Like the D.C. Circuit itself, plaintiffs have criticized the Navegar line of cases as improperly stringent in comparison with other authority. See Pl. Resp. at 14-22. That criticism is especially apt in this case. Domestic firearm merchants are legally obligated to refuse sale to citizens who reside abroad. Because sales will be refused, would-be purchasers will never draw government attention. Because they will draw no attention, they will never be in a position to be threatened with prosecution. If Navegar retains its vitality, the only way the state residence law can be challenged in this Circuit is to engage in a forbidden transaction, exposing oneself to prosecution. Nevertheless, I must "faithfully apply" the principle enunciated in the Navegar line of cases, which are squarely on point.*fn3
3. Venue-Based Argument
Before they filed here, Dearth and Hodgkins brought separate suits, in Ohio and Texas. See Pl. Resp. at 5. Venue was held improper in both locations.*fn4 See id. at 5-6. Plaintiffs suggest that defendant sought transfer in those cases to obtain the benefit of the D.C. Circuit's exacting standing requirements, and that this district was not an appropriate recipient venue because their lack of standing here means it is not a district "in which [the case] might have been brought," according to the requirements of the transfer statute. 28 U.S.C. § 1404(a); see also 28 U.S.C. § 1406(a). Plaintiffs suggest that this court should "sensibly confirm that inherent in any discretionary transfer here is the idea that jurisdiction cannot be destroyed." Pl. Resp. 25.

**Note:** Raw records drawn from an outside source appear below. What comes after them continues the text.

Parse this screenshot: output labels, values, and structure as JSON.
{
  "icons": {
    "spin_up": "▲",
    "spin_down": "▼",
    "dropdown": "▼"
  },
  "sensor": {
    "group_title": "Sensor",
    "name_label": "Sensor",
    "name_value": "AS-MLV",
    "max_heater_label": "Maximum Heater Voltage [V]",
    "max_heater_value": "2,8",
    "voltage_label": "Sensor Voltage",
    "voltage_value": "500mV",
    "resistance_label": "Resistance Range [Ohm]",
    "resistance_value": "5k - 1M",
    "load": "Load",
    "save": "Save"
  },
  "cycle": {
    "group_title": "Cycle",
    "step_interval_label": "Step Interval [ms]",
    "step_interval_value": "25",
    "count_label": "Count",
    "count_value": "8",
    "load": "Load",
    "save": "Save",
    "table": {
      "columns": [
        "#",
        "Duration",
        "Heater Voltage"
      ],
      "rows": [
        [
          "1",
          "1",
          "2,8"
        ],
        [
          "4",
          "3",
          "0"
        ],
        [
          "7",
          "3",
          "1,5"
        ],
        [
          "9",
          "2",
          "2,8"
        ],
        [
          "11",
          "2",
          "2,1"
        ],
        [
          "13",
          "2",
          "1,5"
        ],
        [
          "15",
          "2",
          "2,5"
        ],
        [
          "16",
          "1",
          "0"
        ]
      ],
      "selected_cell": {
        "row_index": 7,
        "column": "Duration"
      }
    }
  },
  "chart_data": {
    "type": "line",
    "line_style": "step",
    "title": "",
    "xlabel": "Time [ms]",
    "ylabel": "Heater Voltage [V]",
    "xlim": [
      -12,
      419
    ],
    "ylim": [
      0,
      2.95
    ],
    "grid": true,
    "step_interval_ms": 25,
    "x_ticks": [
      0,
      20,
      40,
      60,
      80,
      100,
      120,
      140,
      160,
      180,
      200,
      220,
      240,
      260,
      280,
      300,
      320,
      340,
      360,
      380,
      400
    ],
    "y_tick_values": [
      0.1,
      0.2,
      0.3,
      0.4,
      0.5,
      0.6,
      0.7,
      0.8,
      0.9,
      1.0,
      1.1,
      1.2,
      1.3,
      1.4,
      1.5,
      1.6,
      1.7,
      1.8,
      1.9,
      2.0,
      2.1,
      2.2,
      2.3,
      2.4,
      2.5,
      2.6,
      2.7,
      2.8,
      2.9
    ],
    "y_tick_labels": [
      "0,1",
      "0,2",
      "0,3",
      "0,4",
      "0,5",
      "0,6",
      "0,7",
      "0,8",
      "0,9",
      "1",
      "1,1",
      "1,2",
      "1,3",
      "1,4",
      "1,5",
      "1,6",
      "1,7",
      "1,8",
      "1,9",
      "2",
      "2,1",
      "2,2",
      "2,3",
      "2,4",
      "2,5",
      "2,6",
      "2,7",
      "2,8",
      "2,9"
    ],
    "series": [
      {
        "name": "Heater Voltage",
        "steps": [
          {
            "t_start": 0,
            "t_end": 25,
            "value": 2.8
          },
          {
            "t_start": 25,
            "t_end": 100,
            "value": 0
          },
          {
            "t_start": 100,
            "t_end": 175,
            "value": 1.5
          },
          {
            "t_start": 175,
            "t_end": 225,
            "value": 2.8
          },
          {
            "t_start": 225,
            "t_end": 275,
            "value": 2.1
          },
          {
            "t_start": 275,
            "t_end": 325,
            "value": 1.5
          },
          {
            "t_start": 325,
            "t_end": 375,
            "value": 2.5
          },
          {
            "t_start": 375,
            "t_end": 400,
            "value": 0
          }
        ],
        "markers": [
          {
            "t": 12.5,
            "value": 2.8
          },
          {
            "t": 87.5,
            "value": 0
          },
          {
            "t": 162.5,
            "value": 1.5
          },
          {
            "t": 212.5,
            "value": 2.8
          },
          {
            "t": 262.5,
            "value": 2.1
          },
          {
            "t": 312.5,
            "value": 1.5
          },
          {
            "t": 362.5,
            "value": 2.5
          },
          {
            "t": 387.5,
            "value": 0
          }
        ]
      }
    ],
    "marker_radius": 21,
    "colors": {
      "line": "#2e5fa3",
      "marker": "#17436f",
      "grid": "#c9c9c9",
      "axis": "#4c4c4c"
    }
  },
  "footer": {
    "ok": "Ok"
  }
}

The argument is artful but unpersuasive. "There is no valid reason for reading the words 'where it might have been brought' to narrow the range of permissible federal forums beyond those permitted by federal venue statutes." Van Dusen v. Barrack, 376 U.S. 612, 623 (1964); see also Carbonara v. Olmos, 1994 WL 61797, at *1 (N.D. Ill. Feb. 24, 1994) (holding that transfer to a district in which circuit law likely precluded standing was proper because the language of § 1404(a) "refers only to whether venue is proper and not a plaintiff's capacity to sue").
B. Standing of SAF
SAF asserts both organizational and representational standing. Organizations can have standing on their own behalf when they have suffered injuries. See Warth v. Seldin, 422 U.S. 490, 511 (1975). However, SAF has not alleged any sufficient injury. It contends that the work it must do fielding questions from constituents about the laws at issue justifies standing, its voluntary act of teaching cannot plausibly be the basis for a claim of constitutional injury.
An association may sue on behalf of its members if (1) its members would otherwise have standing to sue in their own right, (2) the interests at stake are germane to the organization's purpose, and (3) neither the claim asserted nor the relief requested requires the participation of individual members in the suit. Friends of the Earth, Inc. v. Laidlaw Envtl. Servs. (TOC), Inc., 528 U.S. 167, 181 (2000). SAF cannot meet the first requirement, because it has failed to allege that it has any members who are U.S. citizens residing abroad who intend to purchase firearms domestically in violation of the laws at issue.
For the reasons set forth above, no plaintiff has standing to challenge the provisions at issue. Accordingly, defendant's motion to dismiss will be granted. An appropriate order accompanies this memorandum.